Tamara I wouldn't get too tied up in the grammar, it helps to speed things up but talk, listen and read as much as you can, the more you talk the quicker you will progress and everything eventually falls into place. Trust me it does! I have to take my hat off to you though for the effort you are putting in, I never did one lesson in Spanish and fortunately I picked it up on the go, obviously, learning communicative Spanish and then the rest came by itself, especially as I read a lot. I found the more mistakes I made the quicker I learnt. I didn't try to understand the reasons behind every mistake, I just corrected my database so to speak and learnt chunks of words and carried on. It all made sense eventually. Anyway keep at it I am sure you will be fluent before you know it!! :)


GnG said:
Saturday, September 21, 2013 @ 10:08 AM

So informative, thank you Tamara x


fazeress said:
Saturday, September 21, 2013 @ 2:09 PM

I will be happy if I can communicate reasonably well and as time goes on I hope I will improve and am happy to take lessons but won't worry at which level I'm at. I'm a perfectionist in many ways but learning a language at an older age is hard enough so I won't be beating myself up!
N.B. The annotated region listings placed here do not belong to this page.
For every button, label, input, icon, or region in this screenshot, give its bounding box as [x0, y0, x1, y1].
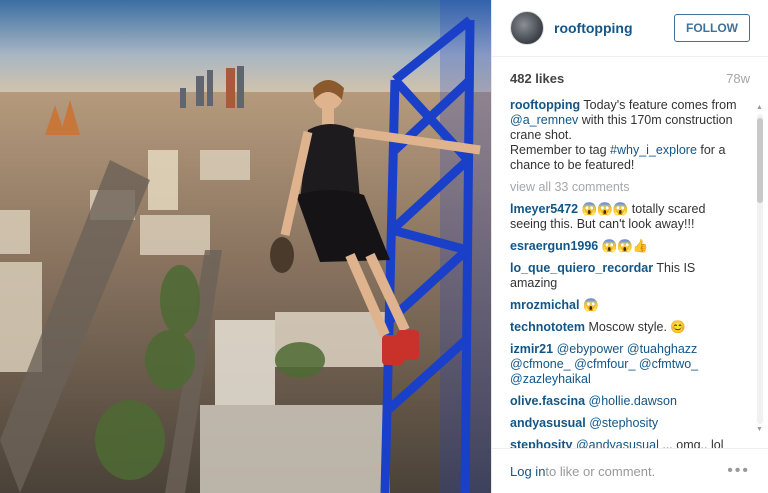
scroll-up-arrow-icon[interactable]: ▲ [756, 104, 763, 112]
caption-mention[interactable]: @a_remnev [510, 113, 578, 127]
caption-text-1: Today's feature comes from [583, 98, 737, 112]
comment-text: Moscow style. 😊 [585, 320, 687, 334]
comment-username[interactable]: lmeyer5472 [510, 202, 578, 216]
comment-username[interactable]: technototem [510, 320, 585, 334]
comment: technototem Moscow style. 😊 [510, 320, 754, 335]
header-username[interactable]: rooftopping [554, 20, 633, 36]
comment: mrozmichal 😱 [510, 298, 754, 313]
comment-username[interactable]: mrozmichal [510, 298, 579, 312]
scroll-thumb[interactable] [757, 118, 763, 203]
comment-username[interactable]: lo_que_quiero_recordar [510, 261, 653, 275]
post-sidebar: rooftopping FOLLOW 482 likes 78w rooftop… [491, 0, 768, 493]
comments-list: rooftopping Today's feature comes from @… [510, 98, 754, 449]
post-footer: Log in to like or comment. ••• [492, 448, 768, 493]
more-options-icon[interactable]: ••• [727, 462, 750, 480]
photo-illustration [0, 0, 491, 493]
user-avatar[interactable] [510, 11, 544, 45]
login-link[interactable]: Log in [510, 464, 545, 479]
comments-scrollbar[interactable]: ▲ ▼ [756, 104, 764, 434]
instagram-post: rooftopping FOLLOW 482 likes 78w rooftop… [0, 0, 768, 493]
post-time[interactable]: 78w [726, 71, 750, 86]
comment: lmeyer5472 😱😱😱 totally scared seeing thi… [510, 202, 754, 232]
comment-text: 😱😱👍 [598, 239, 649, 253]
post-photo[interactable] [0, 0, 491, 493]
comment-username[interactable]: olive.fascina [510, 394, 585, 408]
comment: olive.fascina @hollie.dawson [510, 394, 754, 409]
follow-button[interactable]: FOLLOW [674, 14, 750, 42]
scroll-down-arrow-icon[interactable]: ▼ [756, 426, 763, 434]
post-stats: 482 likes 78w [492, 57, 768, 99]
post-header: rooftopping FOLLOW [492, 0, 768, 57]
comment: esraergun1996 😱😱👍 [510, 239, 754, 254]
view-all-comments-link[interactable]: view all 33 comments [510, 180, 754, 195]
comment: izmir21 @ebypower @tuahghazz @cfmone_ @c… [510, 342, 754, 387]
comment: andyasusual @stephosity [510, 416, 754, 431]
comment-mentions[interactable]: @stephosity [586, 416, 658, 430]
caption: rooftopping Today's feature comes from @… [510, 98, 754, 173]
comment-mentions[interactable]: @hollie.dawson [585, 394, 677, 408]
likes-count[interactable]: 482 likes [510, 71, 564, 86]
comment-text: 😱 [579, 298, 599, 312]
caption-text-3: Remember to tag [510, 143, 611, 157]
caption-username[interactable]: rooftopping [510, 98, 580, 112]
comment-username[interactable]: izmir21 [510, 342, 553, 356]
comment: lo_que_quiero_recordar This IS amazing [510, 261, 754, 291]
comment-username[interactable]: andyasusual [510, 416, 586, 430]
comment-username[interactable]: esraergun1996 [510, 239, 598, 253]
login-prompt-text: to like or comment. [545, 463, 656, 479]
caption-hashtag[interactable]: #why_i_explore [610, 143, 697, 157]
You are at an amazing level of communication Tamara, so whilst you're chatting to your friends on the doorsteps ask them to correct you when you make a mistake. :)



tamaraessex said:
Saturday, September 21, 2013 @ 3:55 PM

Ian - I don't agree with you about not worrying about grammar! But we can agree to differ on that one :-) As my profe Juan-Mi said, I am communicating smoothly and confidently in all settings, so I don't worry about that, but as a (retired) trainer in getting a message across, I know that errors are obstacles for the listener. Yes of course, when someone comes out of a London tube clutching a map and asks "Plizz, where the Square of Lichester is?" we know what they mean and we kindly point them towards Leicester Square, but seriously when you are deep in debate with a Spanish friend about the nearby roadworks, the question of Gibraltar, or Rajoy's views on abortion, the important bit is listening to their views, and getting your views across, and you don't want someone to stop listening because they're thinking "Why didn't that sound right? Oh I think she forgot to use the past tense, I wonder whether she means this week or last week?" by which time the moment has gone!


eos_ian said:
Saturday, September 21, 2013 @ 4:29 PM

Hi Tamara, I had a feeling you would say that :-) Don't get me wrong I am not saying its not important, of course its important to speak correctly and be understood, but from my personal experience I found it sank in much quicker through conversation and everything fell into place at a faster rate than working with grammar books and studying the grammar on paper. However I think my Latin studies helped tremendously. Everyone needs to find their own system that works fro them so it stays interesting. I found studying grammar extremely boring and centered all my efforts on reading and conversation. So effectively I didn't learn grammar but memorized the correct way to say things until I was totally bilingual, which took almost three years to perfect. Maybe, I am wrong and if I had studied grammar I could have reached that level sooner, I don't know, but I probably wouldn't have enjoyed it so much. Anyway it sounds like you are doing wonderfully and I admire your determination.